Estranhar

 

Poderia dizer que estranho rajadas de vento, o bolor verde num pedaço de pão esquecido entre um guardanapo de papel no porta-luvas do carro, uma palavra embebida em veneno seco, o amor lavado em euros ou dólares ou outra moeda qualquer, uma arma psicopata perdida em todas as direções, o arrepio de ouvir algo sem forma física, a maledicência cobarde para com uma criança, o engano e a calúnia costuradas com uma agulha nas costas quando em presença oferecem-se sorrisos como belas rosas espinhosas. Mas não estranho. Posso surpreender-me num primeiro momento, como um susto, e, logo a seguir sinto nojo, repulsa, medo ou revolta, e afasto-me, afasto-me sempre.
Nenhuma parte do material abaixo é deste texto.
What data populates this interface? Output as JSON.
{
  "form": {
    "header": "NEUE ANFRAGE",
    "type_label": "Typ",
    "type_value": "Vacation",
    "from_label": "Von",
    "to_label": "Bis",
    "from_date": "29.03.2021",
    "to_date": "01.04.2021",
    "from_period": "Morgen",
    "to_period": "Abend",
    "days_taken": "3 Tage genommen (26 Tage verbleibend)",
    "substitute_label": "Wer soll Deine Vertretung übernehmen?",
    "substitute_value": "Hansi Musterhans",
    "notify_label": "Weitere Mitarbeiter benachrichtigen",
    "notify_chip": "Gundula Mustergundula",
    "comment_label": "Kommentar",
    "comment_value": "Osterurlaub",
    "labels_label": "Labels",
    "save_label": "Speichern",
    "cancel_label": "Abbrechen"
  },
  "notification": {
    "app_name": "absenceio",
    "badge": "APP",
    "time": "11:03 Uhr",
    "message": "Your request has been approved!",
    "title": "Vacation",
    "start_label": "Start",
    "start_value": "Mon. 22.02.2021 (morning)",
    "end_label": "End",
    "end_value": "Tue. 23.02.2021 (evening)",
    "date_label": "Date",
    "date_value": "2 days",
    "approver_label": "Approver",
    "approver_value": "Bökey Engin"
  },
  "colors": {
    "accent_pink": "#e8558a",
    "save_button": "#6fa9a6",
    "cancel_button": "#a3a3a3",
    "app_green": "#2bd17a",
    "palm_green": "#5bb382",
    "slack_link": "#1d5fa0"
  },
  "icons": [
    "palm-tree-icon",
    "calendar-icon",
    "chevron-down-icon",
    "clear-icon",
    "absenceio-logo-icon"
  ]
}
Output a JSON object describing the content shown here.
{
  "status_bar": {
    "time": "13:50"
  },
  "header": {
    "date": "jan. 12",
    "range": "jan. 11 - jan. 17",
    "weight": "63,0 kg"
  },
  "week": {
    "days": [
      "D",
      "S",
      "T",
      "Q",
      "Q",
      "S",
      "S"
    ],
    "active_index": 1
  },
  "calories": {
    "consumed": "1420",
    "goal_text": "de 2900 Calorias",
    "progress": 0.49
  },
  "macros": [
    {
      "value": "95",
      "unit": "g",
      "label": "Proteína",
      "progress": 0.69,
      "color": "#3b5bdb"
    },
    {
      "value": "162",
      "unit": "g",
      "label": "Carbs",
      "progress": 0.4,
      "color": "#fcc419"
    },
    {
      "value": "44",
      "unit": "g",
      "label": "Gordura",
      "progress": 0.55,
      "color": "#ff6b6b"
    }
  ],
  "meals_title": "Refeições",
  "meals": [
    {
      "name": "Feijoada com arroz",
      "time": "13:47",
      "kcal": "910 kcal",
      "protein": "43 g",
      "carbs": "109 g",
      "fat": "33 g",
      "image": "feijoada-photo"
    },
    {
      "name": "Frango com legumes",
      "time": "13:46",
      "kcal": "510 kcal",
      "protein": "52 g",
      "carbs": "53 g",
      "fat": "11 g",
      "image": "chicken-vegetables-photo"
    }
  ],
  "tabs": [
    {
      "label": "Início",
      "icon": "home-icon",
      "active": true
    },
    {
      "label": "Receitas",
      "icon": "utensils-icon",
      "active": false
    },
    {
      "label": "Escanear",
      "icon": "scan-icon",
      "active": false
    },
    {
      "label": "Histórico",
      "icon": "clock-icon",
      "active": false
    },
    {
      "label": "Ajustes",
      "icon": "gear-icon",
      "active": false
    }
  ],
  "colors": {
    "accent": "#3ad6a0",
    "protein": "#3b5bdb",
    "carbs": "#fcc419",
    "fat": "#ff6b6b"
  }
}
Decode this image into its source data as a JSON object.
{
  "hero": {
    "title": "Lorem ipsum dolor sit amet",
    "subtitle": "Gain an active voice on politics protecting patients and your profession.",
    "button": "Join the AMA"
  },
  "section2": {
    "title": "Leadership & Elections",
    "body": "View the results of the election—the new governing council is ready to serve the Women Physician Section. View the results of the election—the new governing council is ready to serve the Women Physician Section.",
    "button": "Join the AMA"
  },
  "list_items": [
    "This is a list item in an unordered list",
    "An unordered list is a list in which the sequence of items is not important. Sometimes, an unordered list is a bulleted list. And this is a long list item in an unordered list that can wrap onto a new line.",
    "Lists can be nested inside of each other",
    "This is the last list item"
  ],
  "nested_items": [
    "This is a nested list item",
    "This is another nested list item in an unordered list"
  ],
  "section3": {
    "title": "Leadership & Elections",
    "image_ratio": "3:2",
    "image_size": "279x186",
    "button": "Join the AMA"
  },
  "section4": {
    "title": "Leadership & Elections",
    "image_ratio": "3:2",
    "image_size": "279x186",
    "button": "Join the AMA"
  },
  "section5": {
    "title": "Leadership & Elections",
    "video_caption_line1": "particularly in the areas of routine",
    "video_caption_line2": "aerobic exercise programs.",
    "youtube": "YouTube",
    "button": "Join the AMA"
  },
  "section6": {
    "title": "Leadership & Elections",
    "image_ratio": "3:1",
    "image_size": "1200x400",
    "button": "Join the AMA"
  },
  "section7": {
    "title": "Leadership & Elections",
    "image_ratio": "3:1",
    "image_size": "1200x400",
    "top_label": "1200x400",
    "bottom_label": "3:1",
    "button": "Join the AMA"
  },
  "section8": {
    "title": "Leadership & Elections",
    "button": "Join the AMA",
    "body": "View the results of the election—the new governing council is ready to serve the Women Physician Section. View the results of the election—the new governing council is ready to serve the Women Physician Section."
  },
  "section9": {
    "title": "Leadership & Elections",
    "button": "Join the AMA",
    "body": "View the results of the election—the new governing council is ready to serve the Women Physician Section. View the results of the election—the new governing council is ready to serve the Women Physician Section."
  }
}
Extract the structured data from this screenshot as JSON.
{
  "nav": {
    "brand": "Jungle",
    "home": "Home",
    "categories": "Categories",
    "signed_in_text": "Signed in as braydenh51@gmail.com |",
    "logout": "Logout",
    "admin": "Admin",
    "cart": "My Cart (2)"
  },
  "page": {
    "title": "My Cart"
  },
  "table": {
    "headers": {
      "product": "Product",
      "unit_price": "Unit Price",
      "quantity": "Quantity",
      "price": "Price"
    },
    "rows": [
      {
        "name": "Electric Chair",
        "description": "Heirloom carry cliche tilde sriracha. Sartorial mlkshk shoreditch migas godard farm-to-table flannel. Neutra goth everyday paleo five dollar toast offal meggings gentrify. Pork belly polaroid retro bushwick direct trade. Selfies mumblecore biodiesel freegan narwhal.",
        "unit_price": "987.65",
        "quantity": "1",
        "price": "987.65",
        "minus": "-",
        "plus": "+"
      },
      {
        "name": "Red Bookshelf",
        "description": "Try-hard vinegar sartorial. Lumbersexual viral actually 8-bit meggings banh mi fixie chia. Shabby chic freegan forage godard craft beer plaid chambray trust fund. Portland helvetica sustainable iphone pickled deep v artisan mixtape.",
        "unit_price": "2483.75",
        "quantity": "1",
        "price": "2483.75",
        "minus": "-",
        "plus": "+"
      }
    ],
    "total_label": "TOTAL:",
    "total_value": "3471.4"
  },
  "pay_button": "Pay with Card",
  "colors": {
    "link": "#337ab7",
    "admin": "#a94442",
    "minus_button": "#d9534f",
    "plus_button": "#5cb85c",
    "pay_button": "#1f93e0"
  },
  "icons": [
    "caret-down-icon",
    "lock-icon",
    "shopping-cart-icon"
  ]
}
Estranhar é negar, não aceitar o outro como ele é, como se apresenta, mesmo que entre cortinas mais ou menos translúcidas, mas a verdade ergue-se sempre, incontestável pena delicada sobre o curso de um riacho, não se afunda, permanece leve e intacta. Digna. Estranhar é não aceitar e aceitar é necessário, permite ver e agir, antecede a denúncia, a ação, o afastamento. Caso contrário, desviamos os olhos, deixamos passar, preferimos estranhar mesmo que em silêncio, em vergonha própria ou alheia, sem ruído fora ou dentro de nós.

Noutra perspetiva, no oposto, está outra análise sobre a palavra estranhar. Estranhar aquilo que é defendido pelos Direitos Humanos, aquilo que nos defende, é negar o outro mais uma vez, a vida, só porque outra pessoa vê outros feixes de luz, usa palavras de outra maneira, faz escolhas opostas às nossas. Não se evolui estranhando aquilo a que não fomos habituados, aquilo a que não nos habituamos. Estranhar não deixa que o outro seja, e, quem sabe, não nos deixa ser também. Somos plenos quando aceitamos a estranheza do outro, quando a estranheza se dissipa, e, assim, passamos a vermo-nos com amabilidade. Aceitamo-nos com vénia.

Estranhar nunca é bom, é uma palavra que não quero para mim, ausenta-me da vida, vive-se em ignorância. Não me permite ver todas as cores, o tom de cada uma, limita-me enquanto ser humano, prende-me a espaços fechados, com um único corredor, uma única porta, sem janelas à volta. Sufoca-se. Estranhar é o mesmo que dizer que não somos todos iguais, mas, no mesmo espaço, com a mesma educação, os mesmos genes, sociedade na qual nascemos e crescemos, oportunidades ou limitações, experiências, talvez agíssemos de maneira similar, talvez fôssemos exatamente iguais como aqueles que estranhamos. Negar isto é estranhar a unanimidade da natureza do ser humano.